ESTRATÉGIA, ÓH ESTRATÉGIA!...

“Beneficium accipere libertatem est vendere”
(Aceitar um benefício é vender a Liberdade).
Publilius Syrius, século I, a.c.

Se bem estão lembrados o Sr. Ministro da Defesa – presume-se que por ordem do Chefe do Governo, dado ser ele o primeiro responsável pela Política de Defesa Nacional – solicitou a um grupo de 27 personalidades, com provas dadas em diferentes sectores da vida nacional, a elaboração de uma proposta de um novo Conceito Estratégico de Defesa Nacional (CEDN).

Antes do grupo ter começado a trabalhar atrevi-me a fazer algumas considerações das quais, é justo referir, ter-me enganado numa: a de ter augurado (dado o elevado número de elementos que o compunham e o curto prazo fixado) que teriam muita dificuldade em ter o documento pronto. Mas, o que é certo, é que o conseguiram e não consta que as suas 109 páginas sejam despiciendas.

Desse facto me penalizo, ao mesmo tempo que realço o feito.

No restante, porém, não me enganei muito, sobretudo no parecer que tudo não serviria mais do que para “épater le bourgeois” e que, no fim, o papiro iria para a gaveta.

Não me passa pela cabeça ir analisar o que ficou escrito no sentido de o “criticar” mas, talvez, seja pertinente fazer alguns comentários, à volta do mesmo.

A primeira consideração é a de que seria desnecessário o trabalho. Porquê?

Porque do anterior nada de significativo mudou (a não ser uma coisa): não mudou a geografia, nem o carácter das pessoas, nem as ameaças ou riscos – foram apenas diminuindo as nossas capacidades…

O que mudou – e sobreleva tudo o resto – foi o desregramento financeiro medonho que colocou o país à beira da bancarrota, e debaixo do escrutínio de uma comissão internacional (e internacionalista), que reduziu grande parte da Soberania Nacional, a estilhas.

Logo, seria natural que o CEDN a delinear incidisse sobre este ponto (que impede, na prática, a decisão sobre qualquer outro).

Ou seja e em súmula, como pôr a “Troika” daqui para fora.

Mas nada disto se passou nem o Ministro Gaspar deixava…

No entretanto esclareci duas dúvidas e obtive uma informação que desconhecia.

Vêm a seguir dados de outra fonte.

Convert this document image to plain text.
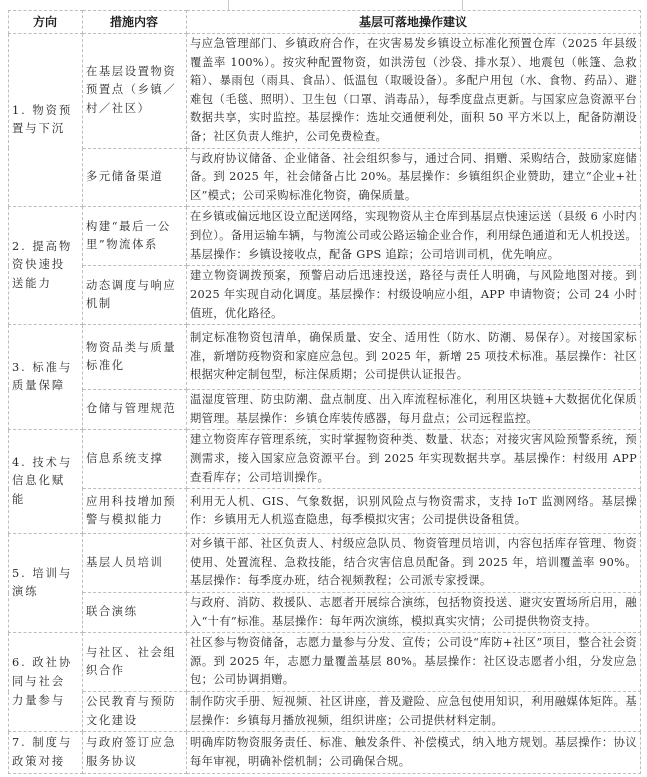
方向	措施内容	基层可落地操作建议
1. 物资预置与下沉	在基层设置物资预置点（乡镇／村／社区）	与应急管理部门、乡镇政府合作，在灾害易发乡镇设立标准化预置仓库（2025 年县级覆盖率 100%）。按灾种配置物资，如洪涝包（沙袋、排水泵）、地震包（帐篷、急救箱）、暴雨包（雨具、食品）、低温包（取暖设备）。多配户用包（水、食物、药品）、避难包（毛毯、照明）、卫生包（口罩、消毒品），每季度盘点更新。与国家应急资源平台数据共享，实时监控。基层操作：选址交通便利处，面积 50 平方米以上，配备防潮设备；社区负责人维护，公司免费检查。
	多元储备渠道	与政府协议储备、企业储备、社会组织参与，通过合同、捐赠、采购结合，鼓励家庭储备。到 2025 年，社会储备占比 20%。基层操作：乡镇组织企业赞助，建立“企业+社区”模式；公司采购标准化物资，确保质量。
2. 提高物资快速投送能力	构建“最后一公里”物流体系	在乡镇或偏远地区设立配送网络，实现物资从主仓库到基层点快速运送（县级 6 小时内到位）。备用运输车辆，与物流公司或公路运输企业合作，利用绿色通道和无人机投送。基层操作：乡镇设接收点，配备 GPS 追踪；公司培训司机，优先响应。
	动态调度与响应机制	建立物资调拨预案，预警启动后迅速投送，路径与责任人明确，与风险地图对接。到 2025 年实现自动化调度。基层操作：村级设响应小组，APP 申请物资；公司 24 小时值班，优化路径。
3. 标准与质量保障	物资品类与质量标准化	制定标准物资包清单，确保质量、安全、适用性（防水、防潮、易保存）。对接国家标准，新增防疫物资和家庭应急包。到 2025 年，新增 25 项技术标准。基层操作：社区根据灾种定制包型，标注保质期；公司提供认证报告。
	仓储与管理规范	温湿度管理、防虫防潮、盘点制度、出入库流程标准化，利用区块链+大数据优化保质期管理。基层操作：乡镇仓库装传感器，每月盘点；公司远程监控。
4. 技术与信息化赋能	信息系统支撑	建立物资库存管理系统，实时掌握物资种类、数量、状态；对接灾害风险预警系统，预测需求，接入国家应急资源平台。到 2025 年实现数据共享。基层操作：村级用 APP 查看库存；公司培训操作。
	应用科技增加预警与模拟能力	利用无人机、GIS、气象数据，识别风险点与物资需求，支持 IoT 监测网络。基层操作：乡镇用无人机巡查隐患，每季模拟灾害；公司提供设备租赁。
5. 培训与演练	基层人员培训	对乡镇干部、社区负责人、村级应急队员、物资管理员培训，内容包括库存管理、物资使用、处置流程、急救技能，结合灾害信息员配备。到 2025 年，培训覆盖率 90%。基层操作：每季度办班，结合视频教程；公司派专家授课。
	联合演练	与政府、消防、救援队、志愿者开展综合演练，包括物资投送、避灾安置场所启用，融入“十有”标准。基层操作：每年两次演练，模拟真实灾情；公司提供物资支持。
6. 政社协同与社会力量参与	与社区、社会组织合作	社区参与物资储备，志愿力量参与分发、宣传；公司设“库防+社区”项目，整合社会资源。到 2025 年，志愿力量覆盖基层 80%。基层操作：社区设志愿者小组，分发应急包；公司协调捐赠。
	公民教育与预防文化建设	制作防灾手册、短视频、社区讲座，普及避险、应急包使用知识，利用融媒体矩阵。基层操作：乡镇每月播放视频，组织讲座；公司提供材料定制。
7. 制度与政策对接	与政府签订应急服务协议	明确库防物资服务责任、标准、触发条件、补偿模式，纳入地方规划。基层操作：协议每年审视，明确补偿机制；公司确保合规。
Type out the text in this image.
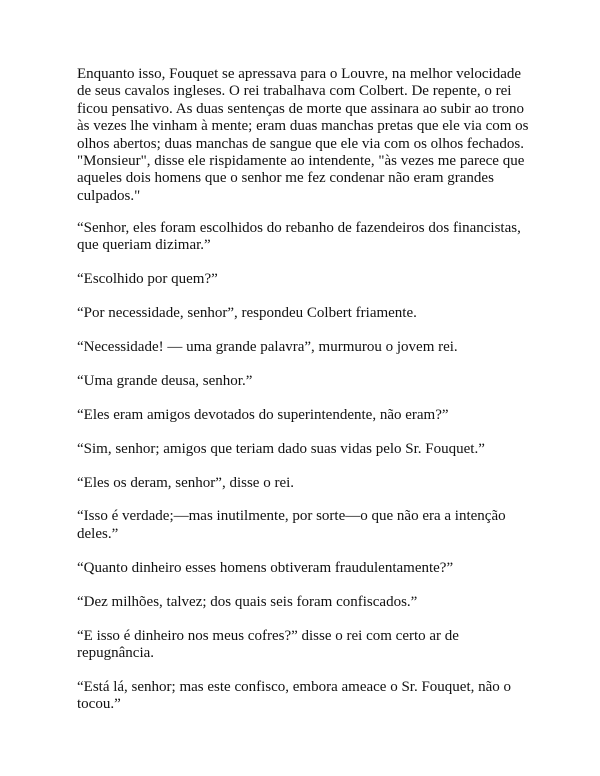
Enquanto isso, Fouquet se apressava para o Louvre, na melhor velocidade de seus cavalos ingleses. O rei trabalhava com Colbert. De repente, o rei ficou pensativo. As duas sentenças de morte que assinara ao subir ao trono às vezes lhe vinham à mente; eram duas manchas pretas que ele via com os olhos abertos; duas manchas de sangue que ele via com os olhos fechados. "Monsieur", disse ele rispidamente ao intendente, "às vezes me parece que aqueles dois homens que o senhor me fez condenar não eram grandes culpados."

“Senhor, eles foram escolhidos do rebanho de fazendeiros dos financistas, que queriam dizimar.”

“Escolhido por quem?”

“Por necessidade, senhor”, respondeu Colbert friamente.

“Necessidade! — uma grande palavra”, murmurou o jovem rei.

“Uma grande deusa, senhor.”

“Eles eram amigos devotados do superintendente, não eram?”

“Sim, senhor; amigos que teriam dado suas vidas pelo Sr. Fouquet.”

“Eles os deram, senhor”, disse o rei.

“Isso é verdade;—mas inutilmente, por sorte—o que não era a intenção deles.”

“Quanto dinheiro esses homens obtiveram fraudulentamente?”

“Dez milhões, talvez; dos quais seis foram confiscados.”

“E isso é dinheiro nos meus cofres?” disse o rei com certo ar de repugnância.

“Está lá, senhor; mas este confisco, embora ameace o Sr. Fouquet, não o tocou.”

Em primeiro lugar que o GT não recebeu qualquer directiva política sobre o Conceito Estratégico e que a diferença de designação de CEDN para Conceito Estratégico de Segurança e Defesa Nacional (CESDN) tinha sido uma iniciativa do GT e não por indicação de quem encomendou o trabalho.

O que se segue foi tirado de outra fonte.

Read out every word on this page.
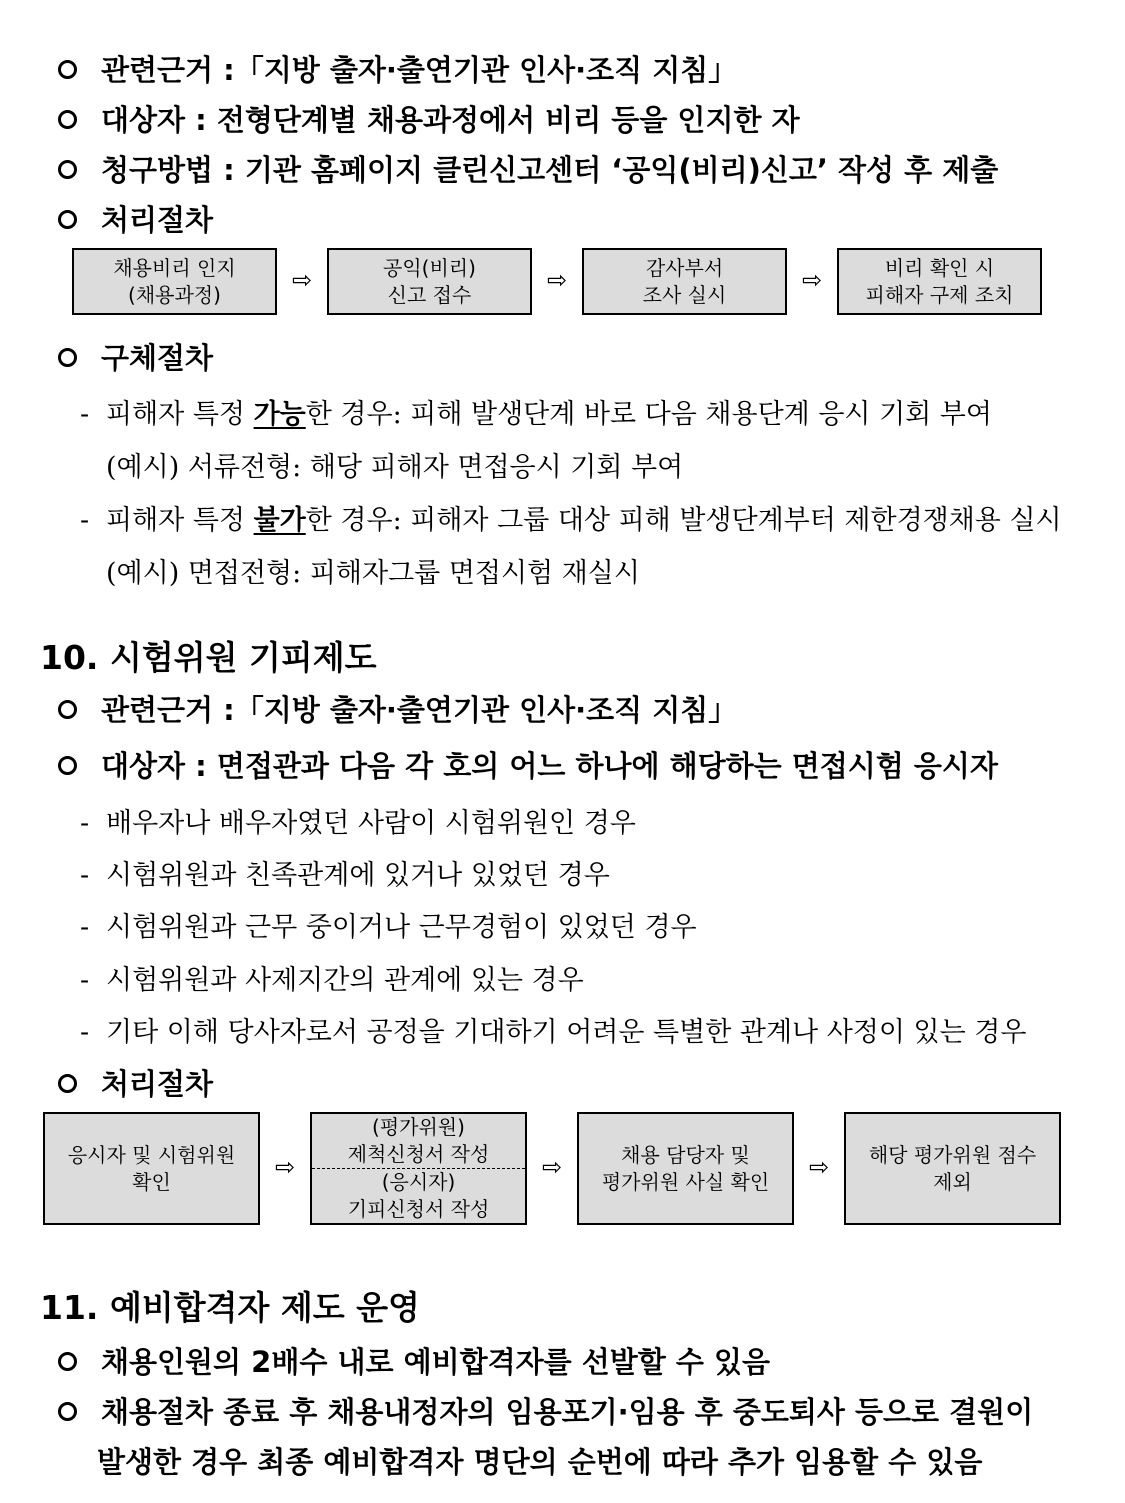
관련근거 :「지방 출자·출연기관 인사·조직 지침」
대상자 : 전형단계별 채용과정에서 비리 등을 인지한 자
청구방법 : 기관 홈페이지 클린신고센터 ‘공익(비리)신고’ 작성 후 제출
처리절차
채용비리 인지
(채용과정)
⇨	공익(비리)
신고 접수
⇨	감사부서
조사 실시
⇨	비리 확인 시
피해자 구제 조치
구체절차
- 피해자 특정 가능한 경우: 피해 발생단계 바로 다음 채용단계 응시 기회 부여
(예시) 서류전형: 해당 피해자 면접응시 기회 부여
- 피해자 특정 불가한 경우: 피해자 그룹 대상 피해 발생단계부터 제한경쟁채용 실시
(예시) 면접전형: 피해자그룹 면접시험 재실시
10. 시험위원 기피제도
관련근거 :「지방 출자·출연기관 인사·조직 지침」
대상자 : 면접관과 다음 각 호의 어느 하나에 해당하는 면접시험 응시자
- 배우자나 배우자였던 사람이 시험위원인 경우
- 시험위원과 친족관계에 있거나 있었던 경우
- 시험위원과 근무 중이거나 근무경험이 있었던 경우
- 시험위원과 사제지간의 관계에 있는 경우
- 기타 이해 당사자로서 공정을 기대하기 어려운 특별한 관계나 사정이 있는 경우
처리절차
응시자 및 시험위원
확인
⇨
(평가위원)
제척신청서 작성
(응시자)
기피신청서 작성
⇨	채용 담당자 및
평가위원 사실 확인
⇨ 해당 평가위원 점수
제외
11. 예비합격자 제도 운영
채용인원의 2배수 내로 예비합격자를 선발할 수 있음
채용절차 종료 후 채용내정자의 임용포기·임용 후 중도퇴사 등으로 결원이
발생한 경우 최종 예비합격자 명단의 순번에 따라 추가 임용할 수 있음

Finalmente, o GT baseou todo o seu articulado na perspectiva de que o país está no limiar da sobrevivência o que, sendo uma postura realista e correcta, caíu mal em diversos círculos do poder e terá exasperado algumas figuras da política. O que deve ter ajudado à subalternização senão mesmo, à irrelevância do documento, arduamente elaborado durante 75 dias.

Para obviar a que tal possa acontecer por completo, só há uma coisa a fazer que é o de o divulgar e manter a discussão sobre o tema em diferentes “fora”.

Já relativamente à iniciativa referida de mudar o nome para CESDN e à inexistência de orientações, parece querer significar que o MDN deu carta-branca ao GT para elaborar sobre o que muito bem entendesse. O que não deixa de ser curioso a vários títulos.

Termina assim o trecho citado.